On Saturday, we set off on the final segment of the Midstate Trail. Three off us planned to hike the final 7.72 miles to the northern terminus. We met up at the Mount Watatic parking lot and left one car and drove down to Rt. 12. Ben checked to see if his snake friend from the week before was there but the snake had moved on. We set off down the road a piece until we noticed that they yellow triangles disappeared. Fortunately, we hadn't gone too far as we found this sign tucked back in the woods next to a yard and pointing us towards the trail.
I must say it is super generous of the private land owners to allow hikers to hike on their property. I don't think I saw once instance of a hiker abusing the trail on private property (on public trails that's a different story). I hope that these properties continue to be owned by people who enjoy nature and spending time in the woods.
We spent some time in this path, mainly because there was quite a bit of water running through it. Some of the step stones were covered and we had to work our way gingerly through the streams.
We crossed Russell Hill Road and started the climb up to Mount Hunger. It was steep but had "flat" portions in between each ascent. We gained about 350 feet of elevation in a little over a mile.
We stopped for a snack on Mount Hunger because it seemed the thing to do. There was a lovely vista north. We could see our destination just beyond Stodge Meadow Pond. Eventually we would climb down from our view point and walk along the shores of Winnekeag Lake (not shown).
When we did reach Winnekeag Lake, we were feeling pretty warm and were tempted to jump in. We followed the road Camp Winnekeag parking lot and started our hike through the camp.
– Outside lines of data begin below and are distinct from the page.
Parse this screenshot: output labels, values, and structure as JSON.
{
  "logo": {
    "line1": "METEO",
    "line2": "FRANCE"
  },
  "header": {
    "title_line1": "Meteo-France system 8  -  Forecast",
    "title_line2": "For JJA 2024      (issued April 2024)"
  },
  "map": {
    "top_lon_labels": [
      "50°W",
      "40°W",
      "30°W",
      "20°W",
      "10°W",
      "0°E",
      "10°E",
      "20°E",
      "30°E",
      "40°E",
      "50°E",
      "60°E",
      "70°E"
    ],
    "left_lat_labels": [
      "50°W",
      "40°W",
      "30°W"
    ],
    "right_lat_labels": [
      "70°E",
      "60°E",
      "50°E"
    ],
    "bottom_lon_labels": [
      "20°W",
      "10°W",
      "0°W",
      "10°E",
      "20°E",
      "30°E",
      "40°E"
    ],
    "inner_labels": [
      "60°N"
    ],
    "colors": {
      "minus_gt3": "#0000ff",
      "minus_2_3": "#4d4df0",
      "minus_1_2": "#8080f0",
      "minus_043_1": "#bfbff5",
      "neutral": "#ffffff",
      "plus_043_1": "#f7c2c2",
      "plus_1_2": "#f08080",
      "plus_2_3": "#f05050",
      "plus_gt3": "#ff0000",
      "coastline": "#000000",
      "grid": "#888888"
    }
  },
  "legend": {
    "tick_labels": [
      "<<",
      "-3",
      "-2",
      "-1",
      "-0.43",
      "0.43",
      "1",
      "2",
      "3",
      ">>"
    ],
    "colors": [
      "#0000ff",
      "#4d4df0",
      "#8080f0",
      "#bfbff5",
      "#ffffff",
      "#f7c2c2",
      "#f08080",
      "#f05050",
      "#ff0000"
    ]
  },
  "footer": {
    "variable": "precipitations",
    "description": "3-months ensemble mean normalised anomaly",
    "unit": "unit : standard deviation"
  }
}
On the way we saw this shelter.
A little further down was a fire circle with an amphitheater. It looked like a fun place to be! I have to admit, I miss camp during the summer.
The trails were hot and sticky. At times the overgrowth was covering the trail. I, unfortunately, wore shorts that day and managed to cut my legs on several raspberry bushes and pick up a few of my enemies, ticks. We emerged from the brush and walked through a forest filled with ferns. This of course led to comments about bears and velociraptors hiding in the woods, waiting to pounce.
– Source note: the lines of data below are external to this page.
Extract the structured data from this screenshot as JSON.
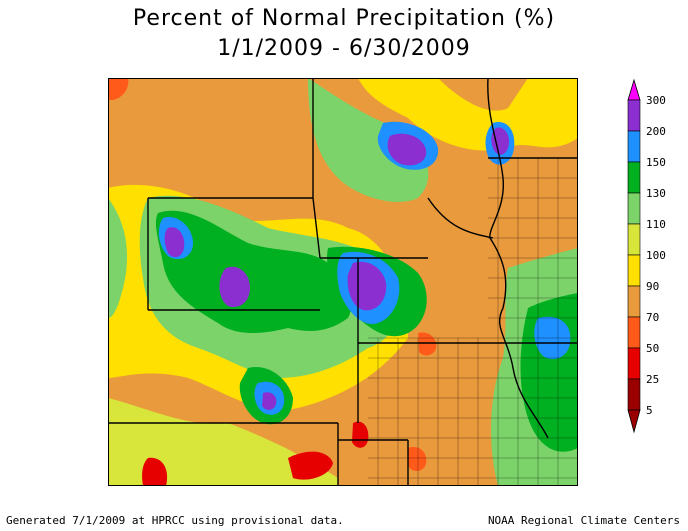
{
  "title": "Percent of Normal Precipitation (%)",
  "subtitle": "1/1/2009 - 6/30/2009",
  "footer": {
    "left": "Generated 7/1/2009 at HPRCC using provisional data.",
    "right": "NOAA Regional Climate Centers"
  },
  "legend": {
    "bins": [
      {
        "label": "300",
        "color": "#ff00ff"
      },
      {
        "label": "200",
        "color": "#8b2fd1"
      },
      {
        "label": "150",
        "color": "#1e90ff"
      },
      {
        "label": "130",
        "color": "#00b020"
      },
      {
        "label": "110",
        "color": "#7cd36a"
      },
      {
        "label": "100",
        "color": "#d8e63c"
      },
      {
        "label": "90",
        "color": "#ffe000"
      },
      {
        "label": "70",
        "color": "#e89a3c"
      },
      {
        "label": "50",
        "color": "#ff5a1a"
      },
      {
        "label": "25",
        "color": "#e60000"
      },
      {
        "label": "5",
        "color": "#9b0000"
      }
    ]
  }
}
We saw neither bear or velociraptor but we did find Pierce Road and an older couple that let their GPS get them lost. We tried to help them but the road they were looking for wasn't on my map. They ended up turning around and heading back to Rt. 119. We crossed 119 cautiously as the traffic was flying by and entered the Watatic Parking area. We started up the trail and saw lots of families coming down. We were told there were lots of blueberries up top. Of course, many of these hikers thought we were just starting out, even though we had already hiked about 6 miles or so.
The hike up wasn't too bad. We did stop a few times to catch our breath but I just wanted to push on as I knew we were close to our goal. I took a quick self portrait while waiting for my hiking buddies to catch up just before reaching the summit. And I found this sign post which made me think of a smilie face.
Finally we reached the summit! Really it WAS an easy hike up but we were hot and tired. There were lots of people up there and on the knoll to the east. We stayed for a bit and took a few pictures. I should have taken more but I was itchin' to find the end of the trail.
We found the trail that pointed towards the Wapack trail and NH and quickly went down the path towards Nutting Hill. The trail probably wasn't as long as it seemed but its like when you know you want to go somewhere but you don't know exactly where it is, sometimes the journey seems a lot longer. We crossed Nutting Hill and met up with a small group of hikers. Then we went off down the old jeep road. The trail signs were a bit confusing and we were pretty close to giving up when we found a small side trail with blue blazes. I'm glad I brought my trail guide that day. I almost left it in the car since I had a topo with me. We followed the Blue Blazes and found the original Terminus Monument.
After quickly snapping a photo because the bugs were thick, we started back south towards the fork in the trail. We found a tiny garter snake getting some water.
When we reached the fork wit the crazy trail signs we took the path back towards Rt. 119 (State Line Trail). It was significanly quieter than the main trail and a gentler grade for my knees. The day was very clear and when we walked past the small pool near the parking lot the reflection of the sky and trees was lovely.
So I started hiking this trail March 2008. Obviously, this past year, I was determined to complete the trail. I enjoyed the Northern Half more than the Southern Half. I found that the road hiking in the south was uncomfortable and hard on the legs. And of course I would prefer to be in the woods than in the neighborhoods.
I am extremely grateful to have found this trail though. I feel as if I have developed a better understanding about the state I live in. Usually I hike in the White Mountains for a day hike or overnight. This trail gave me an appreciation for neighborhood trails and local conservation groups. I hope that it is a trail that can remain and not be overtaken by the nearby developments. After all, we need a little bit of space to get back to reality.
What's next? Hmmm well the Wapack doesn't look too challenging (or is that just challenging enough?). There's a few 4000' mountains calling my name too. Guess I'll have to make sure to use my summer off wisely!